Unloading Ollama Models Instantly

Ollama is great. It makes running open-source large language models accessible to the masses. When running it in conjunction with a frontend such as open-webui or continue.dev, it's a very powerful tool enabling local and private AI completions. However, most of those frontends take advantage of the keep_alive parameter to mantain a model in VRAM for a set period of time. 99% of the time, this is exactly what you want. The other 1% of the time, you want that model out of your VRAM immediatelyso you can use your GPU for something else (think, gaming or model fine-tuning).

Fortunately, there's an easy solution to this. To clear a model from memory immediately, you just need to pass a value of 0 for keep_alive AND the same model that's currently in memory. E.g.,

curl http://localhost:11434/api/generate -d '{"model": "llama3.2", "keep_alive": 0}'

If you attempt to pass it a different model other than the one that's currently in memory, this doesn't work. For the sake of speed and not having to remember this command, we can create a bash/zsh alias that

  1. Looks up the in-use model via ollama ps
  2. Uses the output of ollama ps to pass the current model into the curl command

the output of ollama ps looks like:

NAME               ID              SIZE     PROCESSOR    UNTIL
llama3.2    38056bbcbb2d    21 GB    100% GPU     2 minutes from now

The code

clear_ollama_model() {
  # Extract the model name from 'ollama ps'
  local model_name=$(ollama ps | awk 'NR==2 {print $1}')

  # Check if a model is loaded
  if [ -z "$model_name" ]; then
    echo "No model is currently loaded."
    return 1
  fi

  # Use the extracted model name in the curl command
  curl http://localhost:11434/api/generate -d "{\"model\": \"$model_name\", \"keep_alive\": 0}"
}

# Create an alias for this function
alias clear_ollama="clear_ollama_model"

How it works

  • ollama ps | awk 'NR==2 {print $1}': This command extracts the model name from the second line of ollama ps output, which corresponds to the currently loaded model.
    • NR==2: Selects the second line.
    • {print $1}: Prints the first field (the model name) from that line.
  • Function Definition: The function clear_ollama_model encapsulates the logic for clearing the model.
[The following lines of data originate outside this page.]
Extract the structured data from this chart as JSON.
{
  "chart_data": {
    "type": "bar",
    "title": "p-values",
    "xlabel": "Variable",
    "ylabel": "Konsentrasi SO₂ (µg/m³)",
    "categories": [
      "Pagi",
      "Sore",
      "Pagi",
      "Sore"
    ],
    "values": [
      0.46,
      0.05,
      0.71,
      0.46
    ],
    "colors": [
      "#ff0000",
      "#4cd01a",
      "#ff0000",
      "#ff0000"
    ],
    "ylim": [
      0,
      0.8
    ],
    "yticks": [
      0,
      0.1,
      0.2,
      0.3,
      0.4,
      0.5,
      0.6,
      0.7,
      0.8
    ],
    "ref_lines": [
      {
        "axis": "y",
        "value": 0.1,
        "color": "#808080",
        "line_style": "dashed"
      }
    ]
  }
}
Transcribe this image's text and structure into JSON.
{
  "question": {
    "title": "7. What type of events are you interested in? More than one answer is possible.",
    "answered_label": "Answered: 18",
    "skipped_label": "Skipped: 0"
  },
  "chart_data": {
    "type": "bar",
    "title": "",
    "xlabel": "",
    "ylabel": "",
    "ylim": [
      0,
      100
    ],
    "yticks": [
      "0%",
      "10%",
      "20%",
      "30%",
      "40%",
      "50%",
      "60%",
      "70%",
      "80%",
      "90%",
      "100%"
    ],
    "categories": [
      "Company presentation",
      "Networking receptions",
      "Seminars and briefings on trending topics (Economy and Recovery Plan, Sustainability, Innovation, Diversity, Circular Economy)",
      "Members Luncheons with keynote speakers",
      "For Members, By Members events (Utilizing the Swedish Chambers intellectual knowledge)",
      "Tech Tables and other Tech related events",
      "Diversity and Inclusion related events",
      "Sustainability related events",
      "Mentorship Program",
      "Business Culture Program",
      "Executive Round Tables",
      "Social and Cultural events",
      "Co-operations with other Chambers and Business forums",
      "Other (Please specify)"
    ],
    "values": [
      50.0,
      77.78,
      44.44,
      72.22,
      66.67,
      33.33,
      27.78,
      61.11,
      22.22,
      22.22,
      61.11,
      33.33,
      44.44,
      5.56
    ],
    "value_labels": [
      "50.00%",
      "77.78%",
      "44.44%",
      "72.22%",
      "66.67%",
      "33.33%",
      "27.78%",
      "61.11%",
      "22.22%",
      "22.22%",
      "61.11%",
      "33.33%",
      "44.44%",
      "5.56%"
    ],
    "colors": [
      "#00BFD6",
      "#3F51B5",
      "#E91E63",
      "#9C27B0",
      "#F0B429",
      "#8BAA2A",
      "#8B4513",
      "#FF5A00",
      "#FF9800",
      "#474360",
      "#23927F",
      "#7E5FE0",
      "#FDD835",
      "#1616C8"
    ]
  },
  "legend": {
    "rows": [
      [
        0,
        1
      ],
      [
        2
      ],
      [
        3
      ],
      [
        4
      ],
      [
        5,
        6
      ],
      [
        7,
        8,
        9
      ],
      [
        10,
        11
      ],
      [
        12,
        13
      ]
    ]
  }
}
It checks if a model is loaded and then sends the appropriate curl command to clear it.
  • Alias Creation: The alias clear_ollama is created to call the function, making it easy to run from your terminal.

Usage

After adding this code to your ~/.zshrc, you need to reload the configuration file or restart your terminal session:

source ~/.zshrc

Now, you can simply type clear_ollama in your zsh terminal to clear the currently loaded Ollama model from VRAM.